Więcej

    Światowe Dni Młodzieży i wnioski po nich

    Światowe Dni Młodzieży zgromadziły w Krakowie — i nie tylko — ponad 2,5 miliona pielgrzymów z całego świata. Przybyli modlili się, śpiewali, tańczyli i sławili Boga w swoich językach i na swoje sposoby. A przy okazji też burzyli kolejne mity i nieporozumienia.
    Niektórzy do Polski jechali z własnym jedzeniem, inni słyszeli z propagandowych jaczejek, że w Polsce panuje dyktatura i terror państwa. Na miejscu się dziwili, że jednak jest wolność i dostępna żywność w przystępnych cenach. Inny się bali rasizmu — i też go nie doświadczyli. Okazało się też, że nawet tak duża rzesza ludzi mogła się cieszyć swoją obecnością i modlić bezpiecznie — policja nie odnotowała rabunków, gwałtów czy aktów terroru, do których co bardziej oderwani od rzeczywistości politycy lewicy każą „przyzwyczaić się”. Polska i Polacy zaprezentowali się od najlepszych stron — gościnności, porządku, bezpieczeństwa i poczucia wspólnoty.
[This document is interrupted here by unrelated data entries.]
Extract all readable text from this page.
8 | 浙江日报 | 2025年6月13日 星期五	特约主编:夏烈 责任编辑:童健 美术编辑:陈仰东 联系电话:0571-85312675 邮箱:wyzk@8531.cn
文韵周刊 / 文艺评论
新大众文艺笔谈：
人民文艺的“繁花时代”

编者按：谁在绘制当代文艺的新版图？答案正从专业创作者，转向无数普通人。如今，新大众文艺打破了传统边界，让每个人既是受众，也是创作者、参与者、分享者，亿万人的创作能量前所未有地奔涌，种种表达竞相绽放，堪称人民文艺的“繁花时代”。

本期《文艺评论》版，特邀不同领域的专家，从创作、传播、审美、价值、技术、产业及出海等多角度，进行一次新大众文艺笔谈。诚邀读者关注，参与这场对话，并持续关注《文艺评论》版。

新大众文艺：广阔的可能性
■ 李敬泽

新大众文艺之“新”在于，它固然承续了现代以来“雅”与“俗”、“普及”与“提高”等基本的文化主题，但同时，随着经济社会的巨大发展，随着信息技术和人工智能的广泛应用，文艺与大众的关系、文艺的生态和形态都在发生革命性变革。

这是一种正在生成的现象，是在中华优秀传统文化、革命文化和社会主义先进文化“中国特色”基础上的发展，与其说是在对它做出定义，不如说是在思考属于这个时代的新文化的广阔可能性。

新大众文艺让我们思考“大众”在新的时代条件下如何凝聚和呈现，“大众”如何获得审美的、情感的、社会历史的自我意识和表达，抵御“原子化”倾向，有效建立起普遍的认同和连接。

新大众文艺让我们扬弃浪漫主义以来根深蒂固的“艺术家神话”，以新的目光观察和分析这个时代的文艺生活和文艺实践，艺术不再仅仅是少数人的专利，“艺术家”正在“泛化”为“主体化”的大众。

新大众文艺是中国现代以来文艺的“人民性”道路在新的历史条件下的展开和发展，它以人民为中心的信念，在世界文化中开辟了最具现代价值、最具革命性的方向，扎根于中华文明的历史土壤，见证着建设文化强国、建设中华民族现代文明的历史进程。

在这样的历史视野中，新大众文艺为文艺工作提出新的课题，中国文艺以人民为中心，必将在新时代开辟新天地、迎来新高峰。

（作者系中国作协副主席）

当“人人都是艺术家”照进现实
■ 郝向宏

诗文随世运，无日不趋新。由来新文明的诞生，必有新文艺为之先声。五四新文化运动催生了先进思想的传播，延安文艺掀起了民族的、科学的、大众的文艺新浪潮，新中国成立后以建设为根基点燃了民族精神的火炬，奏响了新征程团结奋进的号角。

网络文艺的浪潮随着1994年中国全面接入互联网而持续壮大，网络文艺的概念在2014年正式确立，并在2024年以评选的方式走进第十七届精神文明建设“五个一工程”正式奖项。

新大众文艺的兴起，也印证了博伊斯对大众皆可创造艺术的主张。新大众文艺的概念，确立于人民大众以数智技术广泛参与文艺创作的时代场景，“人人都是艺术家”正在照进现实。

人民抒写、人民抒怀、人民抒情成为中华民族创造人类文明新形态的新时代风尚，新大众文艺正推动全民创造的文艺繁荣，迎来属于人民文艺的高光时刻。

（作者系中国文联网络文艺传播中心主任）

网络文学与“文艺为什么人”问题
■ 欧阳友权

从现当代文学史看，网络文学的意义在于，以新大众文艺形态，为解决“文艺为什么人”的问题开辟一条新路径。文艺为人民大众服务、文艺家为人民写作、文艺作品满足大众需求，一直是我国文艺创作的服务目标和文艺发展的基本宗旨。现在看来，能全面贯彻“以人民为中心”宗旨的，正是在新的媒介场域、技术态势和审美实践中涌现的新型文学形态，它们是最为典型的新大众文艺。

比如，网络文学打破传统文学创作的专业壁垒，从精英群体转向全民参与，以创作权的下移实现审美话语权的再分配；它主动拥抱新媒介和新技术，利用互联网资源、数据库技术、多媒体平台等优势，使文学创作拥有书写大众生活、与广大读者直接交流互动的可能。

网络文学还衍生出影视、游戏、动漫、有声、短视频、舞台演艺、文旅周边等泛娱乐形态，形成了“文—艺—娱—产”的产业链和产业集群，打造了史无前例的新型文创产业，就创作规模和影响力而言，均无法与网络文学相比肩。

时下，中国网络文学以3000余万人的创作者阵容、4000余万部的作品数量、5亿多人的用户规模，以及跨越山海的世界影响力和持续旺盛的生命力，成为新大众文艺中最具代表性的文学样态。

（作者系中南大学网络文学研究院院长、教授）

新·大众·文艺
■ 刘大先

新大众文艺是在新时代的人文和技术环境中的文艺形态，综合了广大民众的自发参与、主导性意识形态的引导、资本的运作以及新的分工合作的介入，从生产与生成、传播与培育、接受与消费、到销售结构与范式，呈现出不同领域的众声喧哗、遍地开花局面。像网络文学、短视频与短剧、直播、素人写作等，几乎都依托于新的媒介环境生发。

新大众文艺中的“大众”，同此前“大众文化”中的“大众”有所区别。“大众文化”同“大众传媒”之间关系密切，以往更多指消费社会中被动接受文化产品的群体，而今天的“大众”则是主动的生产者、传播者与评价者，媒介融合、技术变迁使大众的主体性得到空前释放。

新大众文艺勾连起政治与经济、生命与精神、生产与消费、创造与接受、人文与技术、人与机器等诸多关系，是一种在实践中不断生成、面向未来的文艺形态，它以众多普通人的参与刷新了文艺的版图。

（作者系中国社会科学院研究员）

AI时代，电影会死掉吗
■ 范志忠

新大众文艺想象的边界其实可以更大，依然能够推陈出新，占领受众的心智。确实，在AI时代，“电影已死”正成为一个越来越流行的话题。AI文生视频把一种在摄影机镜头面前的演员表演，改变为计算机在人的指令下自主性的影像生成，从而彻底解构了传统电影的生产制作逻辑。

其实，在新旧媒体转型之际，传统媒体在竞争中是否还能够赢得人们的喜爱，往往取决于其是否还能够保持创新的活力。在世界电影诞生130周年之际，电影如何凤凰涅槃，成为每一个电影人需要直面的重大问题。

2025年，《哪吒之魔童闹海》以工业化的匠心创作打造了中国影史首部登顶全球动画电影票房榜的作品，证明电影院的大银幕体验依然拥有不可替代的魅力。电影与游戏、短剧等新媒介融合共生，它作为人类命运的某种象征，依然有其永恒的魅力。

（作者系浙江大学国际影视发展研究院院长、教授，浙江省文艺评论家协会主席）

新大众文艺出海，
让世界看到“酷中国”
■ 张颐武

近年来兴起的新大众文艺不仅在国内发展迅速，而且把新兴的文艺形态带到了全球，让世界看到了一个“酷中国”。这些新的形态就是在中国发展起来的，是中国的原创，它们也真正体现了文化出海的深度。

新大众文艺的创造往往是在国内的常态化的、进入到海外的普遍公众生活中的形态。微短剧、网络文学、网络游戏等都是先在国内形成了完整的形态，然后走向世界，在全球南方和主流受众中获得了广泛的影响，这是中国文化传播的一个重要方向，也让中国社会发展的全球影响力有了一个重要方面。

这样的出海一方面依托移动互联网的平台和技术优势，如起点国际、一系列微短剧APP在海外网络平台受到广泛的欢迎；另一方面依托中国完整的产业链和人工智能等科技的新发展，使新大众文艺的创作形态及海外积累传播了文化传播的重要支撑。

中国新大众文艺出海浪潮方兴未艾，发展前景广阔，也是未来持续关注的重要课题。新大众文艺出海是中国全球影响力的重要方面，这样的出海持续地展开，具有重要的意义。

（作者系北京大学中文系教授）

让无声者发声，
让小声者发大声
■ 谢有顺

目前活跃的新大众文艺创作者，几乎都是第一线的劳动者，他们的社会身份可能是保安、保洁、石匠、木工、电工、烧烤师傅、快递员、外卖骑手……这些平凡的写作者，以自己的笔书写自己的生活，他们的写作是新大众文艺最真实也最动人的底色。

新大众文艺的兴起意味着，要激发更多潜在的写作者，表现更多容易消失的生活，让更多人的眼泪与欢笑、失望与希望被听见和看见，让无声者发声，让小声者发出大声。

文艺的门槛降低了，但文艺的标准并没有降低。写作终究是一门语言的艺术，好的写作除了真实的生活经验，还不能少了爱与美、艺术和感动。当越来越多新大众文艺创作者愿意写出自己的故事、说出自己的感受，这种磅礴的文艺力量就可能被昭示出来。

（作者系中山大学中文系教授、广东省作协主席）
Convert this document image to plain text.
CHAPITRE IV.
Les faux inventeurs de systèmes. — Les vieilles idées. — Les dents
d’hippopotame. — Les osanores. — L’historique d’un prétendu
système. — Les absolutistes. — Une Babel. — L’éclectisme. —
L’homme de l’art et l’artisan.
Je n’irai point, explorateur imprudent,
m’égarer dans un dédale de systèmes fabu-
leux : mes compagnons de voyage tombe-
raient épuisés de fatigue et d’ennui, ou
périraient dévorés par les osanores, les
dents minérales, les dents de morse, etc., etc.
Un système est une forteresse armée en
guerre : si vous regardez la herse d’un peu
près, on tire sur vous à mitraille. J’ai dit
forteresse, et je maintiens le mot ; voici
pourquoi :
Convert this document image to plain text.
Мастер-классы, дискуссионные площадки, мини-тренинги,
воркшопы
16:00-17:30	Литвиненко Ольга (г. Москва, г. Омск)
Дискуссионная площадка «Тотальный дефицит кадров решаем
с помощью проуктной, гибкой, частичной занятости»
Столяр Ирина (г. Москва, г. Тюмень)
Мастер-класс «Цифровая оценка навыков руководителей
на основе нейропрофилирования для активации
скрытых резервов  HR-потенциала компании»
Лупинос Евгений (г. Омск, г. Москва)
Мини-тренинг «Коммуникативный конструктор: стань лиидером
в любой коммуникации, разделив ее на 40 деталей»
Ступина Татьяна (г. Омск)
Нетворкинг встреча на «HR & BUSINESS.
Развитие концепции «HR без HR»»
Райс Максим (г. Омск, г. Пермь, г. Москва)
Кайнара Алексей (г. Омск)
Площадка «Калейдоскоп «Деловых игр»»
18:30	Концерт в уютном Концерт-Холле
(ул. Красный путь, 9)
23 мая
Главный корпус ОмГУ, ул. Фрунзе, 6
    My zaś na Wileńszczyźnie możemy być dumni, że przyczynili się do tego także wolontariusze z Litwy, harcerze biorący udział w służbie medycznej Światowych Dni Młodzieży, nasi przedstawiciele występujący tam z programami artystycznymi — każdy jest też bohaterem tych dni i ten ich wkład w sukces ŚDM należy docenić.